DTA::CAB / Workshop Materials


Use Cases

WebLicht

  • CLARIN-D online modular NLP-tool orchestrator (requires login)
  • Example chain:
    • Input: EJn zamer Elephant gillt ohngefähr zweyhundert Thaler.
    • Input type: plain text
    • Input language: German (de)
    • Chain:
      • Berl: Plaintext converter
      • Berl: Tokenizer and Sentence Splitter
      • Berl: CAB historical text analysis
  • Caveat: the online viewer (TüNDRA) does not support the TCF "orthography" layer, which CAB uses to store "canonical" modern wordforms.

Quality Assurance

Corpus Search

Error Database

Named Entity Recognition

Term Expansion

Corpus Vocabulary

  • corpus frequencies database over 5-tuples (u:text, w:xlit, v:canon, p:pos, l:lemma)
  • Example: Lemma "Teil"

Distributional Semantics

(Diachronic) Collocation Profiling

  • track "significant" co-occurrence preferences over time (e.g. using modern lemmata)
  • Example (gender bias): "Mann" vs. "Frau" (DTA)

Exercises

Normalize a raw text file

  • Download this example: elephant.raw
  • Use the CAB web-service file upload interface
  • Save the output data to your computer using the TAB-separated CSV format (e.g. as elephant.tsv)
  • Extra credit: import the file you just saved into your favorite spreadsheet program (e.g. LibreOffice calc, google Sheets, etc.)
  • Even more extra credit: export all and only the "canonical word-forms" (3rd column) from the output
  • Super bonus extra credit: skip the spreadsheet GUI and use the command-line (e.g. awk, sed, or perl) to extract canonical word-forms.

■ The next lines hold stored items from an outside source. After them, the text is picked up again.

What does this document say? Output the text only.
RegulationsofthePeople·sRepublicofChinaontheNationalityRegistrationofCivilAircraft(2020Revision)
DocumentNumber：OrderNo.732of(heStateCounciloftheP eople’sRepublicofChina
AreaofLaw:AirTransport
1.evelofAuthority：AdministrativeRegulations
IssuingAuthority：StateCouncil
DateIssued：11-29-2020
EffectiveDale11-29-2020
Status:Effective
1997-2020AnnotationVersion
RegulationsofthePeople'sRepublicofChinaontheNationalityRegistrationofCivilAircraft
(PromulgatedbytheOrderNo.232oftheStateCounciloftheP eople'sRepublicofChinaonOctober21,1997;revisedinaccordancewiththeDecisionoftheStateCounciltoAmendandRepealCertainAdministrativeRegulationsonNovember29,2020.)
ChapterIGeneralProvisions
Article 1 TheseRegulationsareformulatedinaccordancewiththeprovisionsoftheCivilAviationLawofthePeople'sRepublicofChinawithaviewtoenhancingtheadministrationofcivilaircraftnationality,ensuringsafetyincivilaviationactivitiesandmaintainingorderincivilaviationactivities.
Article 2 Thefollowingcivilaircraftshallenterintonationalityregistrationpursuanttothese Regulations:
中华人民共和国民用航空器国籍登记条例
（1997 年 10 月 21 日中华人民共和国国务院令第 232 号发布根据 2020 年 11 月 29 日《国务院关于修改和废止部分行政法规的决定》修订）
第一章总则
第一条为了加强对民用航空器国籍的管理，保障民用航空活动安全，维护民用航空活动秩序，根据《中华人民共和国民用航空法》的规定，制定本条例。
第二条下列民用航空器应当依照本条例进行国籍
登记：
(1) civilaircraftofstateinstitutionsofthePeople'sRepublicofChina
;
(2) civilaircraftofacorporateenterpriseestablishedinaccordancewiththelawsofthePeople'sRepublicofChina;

Normalize a TCF file using WebLicht

  • Download this example. elephant.raw.tcf
  • Analyze the file using WebLicht (requires CLARIN credentials!)
  • Download the output TCF data to your computer (e.g. as elephant.cab.tcf)
  • Extra credit: apply the tcf-orthswap.xsl XSL transformation as described here to swap the "tokens" and "orthography" layers, then re-load the the modified file into WebLicht and do some more processing.

Normalize a raw TEI-XML file

Normalize a pre-tokenized TEI-XML file

  • Download this example: elephant.teiws-xml
  • Use the CAB web-service file upload interface
  • Save the output data to your computer using the default TEIws format (e.g. as elephant.teiws-cab.xml)
  • Extra credit: apply the spliced2ling.xsl XSL transformation as described here to produce a TEI-ling conformant document
  • More extra credit: use curl from the command-line to analyze elephant.teiws-xml, as described here.
    • Hint: try using the cab-curl-xpost.sh script (if you have bash installed, as all upstanding folk ought to)
    • Caveat: If you're a script-friendly sort of person and wish to do something like this on a large scale, please play nicely ... or at least warn me first.
  • Super bonus extra credit: use curl from the command-line to analyze elephant.teiws-xml and output TEI-ling directly in a single call.
    • Hint: prior to analysis, the TEIws and TEI-ling formats are indistinguishable

Term Expansion

  • Find all surface forms for the lemma "Elefant"
    • use CAB's expand.eqlemma analysis chain
    • generate the output as a flat list of target forms using the XList format
    • ... or you can cheat by using this link
  • Extra credit: convert the returned list to a disjunction query (logical "OR") for your favorite search engine.
  • Super bonus extra credit: write a plugin for your favorite search engine to transparently convert all naive bareword user queries to implicit disjunctions over the variant forms returned by the CAB web-service, analogous to DDC's Expand Cab functionality.